Sayangnya dedaunan sudah mulai rontok dan tak kelihatan warna-warni lagi di Midagahara. Cuaca memang sering tak bersahabat di bulan September tahun itu. Jadi, saya baru bisa berangkat bulan Oktober, setelah puncak musim gugur lewat 😭 Tapi pemandangannya tetap cakep banget, kok!

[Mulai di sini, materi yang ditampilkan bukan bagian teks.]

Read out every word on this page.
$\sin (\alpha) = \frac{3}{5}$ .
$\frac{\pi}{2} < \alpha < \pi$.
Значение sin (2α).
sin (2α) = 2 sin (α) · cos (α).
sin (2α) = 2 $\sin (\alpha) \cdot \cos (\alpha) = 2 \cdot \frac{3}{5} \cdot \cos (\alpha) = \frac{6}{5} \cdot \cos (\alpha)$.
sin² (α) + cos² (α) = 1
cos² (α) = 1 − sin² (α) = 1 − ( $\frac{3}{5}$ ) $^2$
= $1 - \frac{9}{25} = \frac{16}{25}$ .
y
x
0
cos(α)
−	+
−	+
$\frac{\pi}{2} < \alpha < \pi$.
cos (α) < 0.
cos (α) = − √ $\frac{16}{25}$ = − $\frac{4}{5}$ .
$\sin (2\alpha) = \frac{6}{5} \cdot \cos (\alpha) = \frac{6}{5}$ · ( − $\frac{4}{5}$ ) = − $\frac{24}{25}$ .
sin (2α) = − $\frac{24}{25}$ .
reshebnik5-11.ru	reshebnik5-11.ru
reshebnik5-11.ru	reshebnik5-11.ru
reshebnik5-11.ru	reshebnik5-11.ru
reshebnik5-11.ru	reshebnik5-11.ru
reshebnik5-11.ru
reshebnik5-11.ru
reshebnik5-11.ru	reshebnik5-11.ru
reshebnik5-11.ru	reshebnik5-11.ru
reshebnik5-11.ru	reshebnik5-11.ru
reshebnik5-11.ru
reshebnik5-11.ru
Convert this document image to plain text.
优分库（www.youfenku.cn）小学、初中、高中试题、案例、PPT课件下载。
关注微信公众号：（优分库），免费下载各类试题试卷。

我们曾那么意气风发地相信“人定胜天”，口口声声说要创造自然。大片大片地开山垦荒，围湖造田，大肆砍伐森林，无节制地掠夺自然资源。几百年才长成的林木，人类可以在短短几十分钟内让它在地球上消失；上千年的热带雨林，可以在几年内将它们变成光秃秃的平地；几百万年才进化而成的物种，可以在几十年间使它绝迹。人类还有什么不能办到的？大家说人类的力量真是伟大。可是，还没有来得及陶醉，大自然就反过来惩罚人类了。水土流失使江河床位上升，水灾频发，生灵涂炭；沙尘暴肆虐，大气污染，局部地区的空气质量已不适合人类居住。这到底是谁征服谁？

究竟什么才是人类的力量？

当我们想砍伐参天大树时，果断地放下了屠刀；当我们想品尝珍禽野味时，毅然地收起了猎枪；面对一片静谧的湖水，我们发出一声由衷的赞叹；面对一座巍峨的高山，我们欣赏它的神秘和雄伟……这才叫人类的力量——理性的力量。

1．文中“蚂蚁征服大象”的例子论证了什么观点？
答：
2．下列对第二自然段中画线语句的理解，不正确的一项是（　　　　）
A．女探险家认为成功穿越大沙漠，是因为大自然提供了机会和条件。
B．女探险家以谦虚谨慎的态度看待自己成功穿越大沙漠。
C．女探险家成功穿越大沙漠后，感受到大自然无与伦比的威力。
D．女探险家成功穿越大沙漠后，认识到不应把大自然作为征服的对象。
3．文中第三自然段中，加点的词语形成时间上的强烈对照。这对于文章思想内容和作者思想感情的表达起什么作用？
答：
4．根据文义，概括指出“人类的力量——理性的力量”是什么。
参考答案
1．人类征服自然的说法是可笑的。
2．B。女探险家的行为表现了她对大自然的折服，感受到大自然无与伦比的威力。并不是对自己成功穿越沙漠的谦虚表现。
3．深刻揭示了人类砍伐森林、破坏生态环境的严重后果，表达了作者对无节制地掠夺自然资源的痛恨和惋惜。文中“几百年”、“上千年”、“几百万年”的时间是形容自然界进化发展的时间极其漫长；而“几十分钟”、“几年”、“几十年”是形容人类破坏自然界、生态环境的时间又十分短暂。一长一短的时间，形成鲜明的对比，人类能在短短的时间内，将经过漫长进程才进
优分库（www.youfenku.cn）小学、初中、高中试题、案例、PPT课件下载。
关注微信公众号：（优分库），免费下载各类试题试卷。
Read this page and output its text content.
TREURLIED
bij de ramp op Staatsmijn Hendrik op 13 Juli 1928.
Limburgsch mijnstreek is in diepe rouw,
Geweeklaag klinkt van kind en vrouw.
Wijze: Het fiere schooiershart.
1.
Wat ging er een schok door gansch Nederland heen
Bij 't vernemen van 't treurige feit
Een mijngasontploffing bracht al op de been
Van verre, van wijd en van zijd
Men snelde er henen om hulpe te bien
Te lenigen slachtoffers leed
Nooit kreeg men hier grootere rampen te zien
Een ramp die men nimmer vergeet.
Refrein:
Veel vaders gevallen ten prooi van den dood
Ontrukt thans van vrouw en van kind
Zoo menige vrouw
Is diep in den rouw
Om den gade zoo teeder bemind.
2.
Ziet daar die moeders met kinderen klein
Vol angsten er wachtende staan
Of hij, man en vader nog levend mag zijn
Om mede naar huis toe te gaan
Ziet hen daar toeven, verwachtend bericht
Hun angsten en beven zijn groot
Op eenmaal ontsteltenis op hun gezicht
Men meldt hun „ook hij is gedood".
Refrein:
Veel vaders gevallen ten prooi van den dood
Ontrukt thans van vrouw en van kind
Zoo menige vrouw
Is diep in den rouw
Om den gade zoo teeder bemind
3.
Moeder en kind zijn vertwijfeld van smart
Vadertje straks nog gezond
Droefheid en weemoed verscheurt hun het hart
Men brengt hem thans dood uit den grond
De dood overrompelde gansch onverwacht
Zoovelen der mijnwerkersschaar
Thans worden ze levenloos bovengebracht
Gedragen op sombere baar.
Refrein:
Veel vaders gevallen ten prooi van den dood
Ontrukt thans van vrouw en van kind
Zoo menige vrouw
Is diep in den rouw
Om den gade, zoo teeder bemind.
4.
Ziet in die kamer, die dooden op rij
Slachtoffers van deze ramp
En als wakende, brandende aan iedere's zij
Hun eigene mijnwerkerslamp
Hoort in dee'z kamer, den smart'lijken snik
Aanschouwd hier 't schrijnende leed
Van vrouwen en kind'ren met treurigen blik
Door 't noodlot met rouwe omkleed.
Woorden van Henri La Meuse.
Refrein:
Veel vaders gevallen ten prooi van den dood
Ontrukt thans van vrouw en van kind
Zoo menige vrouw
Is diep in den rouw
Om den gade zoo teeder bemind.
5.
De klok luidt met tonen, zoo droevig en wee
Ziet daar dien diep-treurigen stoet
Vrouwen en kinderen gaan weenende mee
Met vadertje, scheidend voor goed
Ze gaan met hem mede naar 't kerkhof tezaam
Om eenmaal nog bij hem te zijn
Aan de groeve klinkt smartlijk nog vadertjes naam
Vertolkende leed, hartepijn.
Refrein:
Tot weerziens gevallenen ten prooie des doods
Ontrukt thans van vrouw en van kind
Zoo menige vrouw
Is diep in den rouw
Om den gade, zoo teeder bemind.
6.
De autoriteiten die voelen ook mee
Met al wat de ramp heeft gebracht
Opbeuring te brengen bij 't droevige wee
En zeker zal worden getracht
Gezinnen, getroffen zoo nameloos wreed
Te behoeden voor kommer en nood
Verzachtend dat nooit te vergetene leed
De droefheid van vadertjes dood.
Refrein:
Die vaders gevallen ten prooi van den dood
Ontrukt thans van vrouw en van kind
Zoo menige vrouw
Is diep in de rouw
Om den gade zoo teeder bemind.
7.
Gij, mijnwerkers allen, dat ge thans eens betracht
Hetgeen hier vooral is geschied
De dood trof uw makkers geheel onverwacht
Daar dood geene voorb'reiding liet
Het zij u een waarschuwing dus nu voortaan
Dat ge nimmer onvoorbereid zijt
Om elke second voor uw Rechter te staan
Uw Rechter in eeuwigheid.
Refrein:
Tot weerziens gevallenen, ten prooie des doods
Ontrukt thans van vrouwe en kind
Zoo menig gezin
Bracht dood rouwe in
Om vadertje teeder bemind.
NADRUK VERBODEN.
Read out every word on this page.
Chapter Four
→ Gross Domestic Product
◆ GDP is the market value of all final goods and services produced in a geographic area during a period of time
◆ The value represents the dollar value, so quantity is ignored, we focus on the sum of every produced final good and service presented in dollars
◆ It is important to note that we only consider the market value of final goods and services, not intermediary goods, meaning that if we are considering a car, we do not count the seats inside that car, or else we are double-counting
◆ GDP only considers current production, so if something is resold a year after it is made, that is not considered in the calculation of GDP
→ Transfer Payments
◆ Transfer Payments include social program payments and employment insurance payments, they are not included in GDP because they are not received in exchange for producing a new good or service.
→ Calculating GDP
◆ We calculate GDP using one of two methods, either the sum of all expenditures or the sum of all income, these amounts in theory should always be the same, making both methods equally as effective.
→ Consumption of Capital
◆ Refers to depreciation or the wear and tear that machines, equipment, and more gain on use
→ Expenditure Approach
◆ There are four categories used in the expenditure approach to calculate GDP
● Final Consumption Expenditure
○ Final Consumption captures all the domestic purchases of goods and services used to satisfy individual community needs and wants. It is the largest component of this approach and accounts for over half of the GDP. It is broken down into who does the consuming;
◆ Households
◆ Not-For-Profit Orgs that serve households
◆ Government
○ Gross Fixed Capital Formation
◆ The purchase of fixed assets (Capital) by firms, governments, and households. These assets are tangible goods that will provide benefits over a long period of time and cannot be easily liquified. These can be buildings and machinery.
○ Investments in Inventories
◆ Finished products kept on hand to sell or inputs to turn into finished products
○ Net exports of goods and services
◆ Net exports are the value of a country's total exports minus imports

Dan hiking pendek di Midagahara ini levelnya pas untuk beginner yang hampir tak pernah olahraga macam saya *itu aja tetep ngos-ngosan dan ketinggalan jauh pas harus naik tangga 😅

Midagahara
Pemandangan kota Toyama dari atas gunung
Midagahara
Hiking di permukaan “landai”
Midagahara
Saya selalu ketinggalan karena gak kuat naik tangga 😅
Midagahara
Kakek nenek ini lagi istirahat sambil mau buka bekal kayaknya 😍
Midagahara walking map
Walking map di Midagahara. Kalau tak salah, kami cuma muterin boardwalk short loop saja *screenshot dari website resmi Tateyama Alpine Route

Setelah hiking singkat sekitar satu jam, kami mampir sebentar di lobi hotel di Midagahara, menyantap sepiring dessert sambil menikmati pemandangan cakep dari jendela. Hotel Midagahara ini sendiri berada di ketinggian 1.930 meter dpl, dan konon katanya ada kemungkinan kita bisa menikmati pemandangan sea of cloud juga, bahkan dari jendela hotel!  *jadi keinget unkai terrace di Hokkaido 😍

Pesen apple pie supaya bisa ikutan duduk di lobi hotel 😁
Ikutan menikmati pemandangan dari jendela lobi hotel 😍
Bisa liat unkai begini katanya di Midagaharaaaa *foto dari website resmi Midagahara Hotel
Kalo yang ini foto pas di Unkai Terrace di Hokkaido 😁

Baca juga: Hokkaido’s Road Trip (後編)

Dari Midagahara, kami melanjutkan perjalanan dengan bus ke Murodo. Oiya, tiket terusan yang kami beli hari itu adalah untuk satu kali jalan dari Tateyama sampai ke Ogizawa. Dengan tiket ini, kita bisa bebas berhenti di tengah jalan (misalnya di Midagahara), baru kemudian melanjutkan perjalanan lagi asalkan dalam rentang waktu lima hari sejak tiketnya mulai dipakai. Ada beberapa pilihan tiket lainnya di sini yang bisa dipertimbangkan juga.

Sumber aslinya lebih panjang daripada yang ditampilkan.